5 Concluding remarks

While the literature on robust portfolios from operations research is abundant and insightful, there is a general lack of empirical studies on how the methods work in real world applications. In addition, it can be suggested that greater interaction between researchers in operations research and finance would be helpful. For example, many of the financial studies focus on data-generating processes and their estimations, and often ignore important ideas and methods from operations research from which they could benefit.

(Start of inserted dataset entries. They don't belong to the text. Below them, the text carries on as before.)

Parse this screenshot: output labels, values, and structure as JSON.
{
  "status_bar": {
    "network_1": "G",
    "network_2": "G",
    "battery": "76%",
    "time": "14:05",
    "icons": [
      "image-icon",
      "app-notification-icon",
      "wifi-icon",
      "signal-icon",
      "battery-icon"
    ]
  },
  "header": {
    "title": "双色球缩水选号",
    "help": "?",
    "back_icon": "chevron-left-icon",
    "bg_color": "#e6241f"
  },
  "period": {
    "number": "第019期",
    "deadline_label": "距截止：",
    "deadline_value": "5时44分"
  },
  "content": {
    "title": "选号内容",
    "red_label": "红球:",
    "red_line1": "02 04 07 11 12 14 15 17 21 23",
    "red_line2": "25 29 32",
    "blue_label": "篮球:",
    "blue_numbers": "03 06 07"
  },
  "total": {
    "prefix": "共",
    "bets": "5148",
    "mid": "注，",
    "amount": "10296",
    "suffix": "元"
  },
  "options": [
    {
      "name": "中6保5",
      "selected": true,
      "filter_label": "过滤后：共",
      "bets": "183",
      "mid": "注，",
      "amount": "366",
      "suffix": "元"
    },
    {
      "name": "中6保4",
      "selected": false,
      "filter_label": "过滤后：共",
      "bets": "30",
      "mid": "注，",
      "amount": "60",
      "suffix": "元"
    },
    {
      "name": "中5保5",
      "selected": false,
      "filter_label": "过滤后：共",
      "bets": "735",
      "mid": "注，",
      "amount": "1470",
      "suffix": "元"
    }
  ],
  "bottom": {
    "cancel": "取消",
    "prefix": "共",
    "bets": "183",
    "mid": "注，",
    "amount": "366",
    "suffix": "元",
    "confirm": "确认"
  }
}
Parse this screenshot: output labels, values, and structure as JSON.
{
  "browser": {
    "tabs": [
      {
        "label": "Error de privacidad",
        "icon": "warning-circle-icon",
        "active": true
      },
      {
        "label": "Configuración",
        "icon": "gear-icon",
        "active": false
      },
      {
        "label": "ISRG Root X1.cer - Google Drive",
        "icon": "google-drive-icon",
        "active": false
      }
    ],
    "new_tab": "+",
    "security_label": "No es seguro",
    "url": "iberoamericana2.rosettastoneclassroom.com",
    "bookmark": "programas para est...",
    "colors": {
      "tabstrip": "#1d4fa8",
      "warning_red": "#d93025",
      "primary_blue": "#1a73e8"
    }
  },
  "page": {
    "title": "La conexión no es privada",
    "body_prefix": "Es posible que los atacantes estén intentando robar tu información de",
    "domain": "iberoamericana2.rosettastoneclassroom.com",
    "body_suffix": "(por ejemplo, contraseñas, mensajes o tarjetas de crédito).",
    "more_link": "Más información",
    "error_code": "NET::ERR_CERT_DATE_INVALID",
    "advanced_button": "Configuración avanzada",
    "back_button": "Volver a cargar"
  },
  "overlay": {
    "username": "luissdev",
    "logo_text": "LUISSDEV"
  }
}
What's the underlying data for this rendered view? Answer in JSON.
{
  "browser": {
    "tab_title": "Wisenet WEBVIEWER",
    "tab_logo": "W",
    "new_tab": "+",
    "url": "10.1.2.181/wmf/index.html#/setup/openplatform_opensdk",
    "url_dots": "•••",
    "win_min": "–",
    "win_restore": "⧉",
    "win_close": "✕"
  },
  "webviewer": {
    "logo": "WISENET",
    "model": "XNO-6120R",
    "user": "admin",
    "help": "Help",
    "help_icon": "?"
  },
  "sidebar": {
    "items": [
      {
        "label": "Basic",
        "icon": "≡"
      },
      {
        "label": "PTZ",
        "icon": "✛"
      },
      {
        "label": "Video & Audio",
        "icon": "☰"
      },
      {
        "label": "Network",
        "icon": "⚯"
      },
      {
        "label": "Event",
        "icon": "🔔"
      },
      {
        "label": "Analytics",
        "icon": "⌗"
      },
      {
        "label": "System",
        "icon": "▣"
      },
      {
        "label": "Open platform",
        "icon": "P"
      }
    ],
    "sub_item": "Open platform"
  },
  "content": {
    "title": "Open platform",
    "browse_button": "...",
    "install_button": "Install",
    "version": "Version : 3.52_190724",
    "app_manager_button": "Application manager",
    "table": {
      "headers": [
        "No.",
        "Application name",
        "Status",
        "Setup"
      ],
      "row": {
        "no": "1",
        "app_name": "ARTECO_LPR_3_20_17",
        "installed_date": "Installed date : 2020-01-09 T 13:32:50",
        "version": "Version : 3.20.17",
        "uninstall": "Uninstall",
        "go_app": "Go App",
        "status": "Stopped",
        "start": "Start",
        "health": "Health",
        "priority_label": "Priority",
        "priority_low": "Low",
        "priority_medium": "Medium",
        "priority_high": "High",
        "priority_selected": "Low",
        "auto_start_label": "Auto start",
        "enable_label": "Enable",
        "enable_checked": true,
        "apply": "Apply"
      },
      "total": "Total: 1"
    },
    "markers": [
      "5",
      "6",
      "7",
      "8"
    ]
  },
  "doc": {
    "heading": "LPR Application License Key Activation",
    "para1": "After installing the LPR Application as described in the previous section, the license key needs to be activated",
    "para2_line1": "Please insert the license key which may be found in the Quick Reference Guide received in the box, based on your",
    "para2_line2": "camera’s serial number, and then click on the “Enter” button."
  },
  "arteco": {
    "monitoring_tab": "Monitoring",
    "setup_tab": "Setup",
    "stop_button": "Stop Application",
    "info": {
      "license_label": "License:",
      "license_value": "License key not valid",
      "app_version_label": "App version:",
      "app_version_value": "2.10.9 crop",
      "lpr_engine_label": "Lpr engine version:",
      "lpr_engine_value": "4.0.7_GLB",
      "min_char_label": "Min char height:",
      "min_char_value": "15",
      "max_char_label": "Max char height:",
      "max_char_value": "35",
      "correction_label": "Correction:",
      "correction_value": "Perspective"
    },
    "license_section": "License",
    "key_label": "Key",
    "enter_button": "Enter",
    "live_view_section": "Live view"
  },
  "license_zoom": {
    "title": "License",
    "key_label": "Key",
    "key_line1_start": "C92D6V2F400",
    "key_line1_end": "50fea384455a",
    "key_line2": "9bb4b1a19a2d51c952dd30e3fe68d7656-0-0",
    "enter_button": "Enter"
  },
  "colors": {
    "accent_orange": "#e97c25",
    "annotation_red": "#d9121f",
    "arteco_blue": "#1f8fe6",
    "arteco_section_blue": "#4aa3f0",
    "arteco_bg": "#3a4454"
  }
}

On the other hand, much of the operations research literature takes as given the estimates in applications, without modeling or taking into account the economic forces that drive the data-generating process. Additionally, it rarely studies simultaneously both optimal estimation and associated robust strategies. Also, the operations research literature seldom makes full use of available asset pricing models.

Moreover, in almost all of the studies reviewed, the main conclusion is that robust strategies are preferable to classical ones in terms of the stability of the returned portfolios, and in terms of out-of-sample performance. In a few cases, different robust methods were compared (DeMiguel and Nogales 2009; Ben-Tal et al. 2009). In those cases, the methods compared are of the same kind; methods based on robust estimators in the first case and based on convex risk measures in the second case. On the other hand, it appears that few computational studies have been performed to compare robust portfolio optimization strategies of different kinds, e.g. standard robust models based on uncertainty sets, versus robust VaR or CVaR models.

From one point of view it can be argued that theoretical robust portfolio optimization is mature, but that is only because it is so far in advance of applications. Thus, there are many unanswered questions in the practice of robust portfolio optimization. Indeed, there is a need for more empirical research in order to provide portfolio managers with better guidelines for applying robust optimization in a way that generates superior out-of-sample returns. Practitioners need to understand better the implications of using different types of uncertainty sets and how to calibrate model parameters in an optimization model to deal with the over-conservatism inherent in many robust models. At this point, the growing uneasiness of practitioners with the usability of the robust portfolio optimization tools is something that must be acknowledged and taken into account in future research.

Finally, although our focus in this paper has been on the application of robust optimization to portfolio optimization, robust mathematical programming may be an effective tool in many other financial areas. The robust optimization approach may, for instance, appear as extremely promising, either on the estimation of various econometric models or in the execution of optimal trading programs, etc. In summary, there is no doubt that the methodology’s underlying momentum is very strong.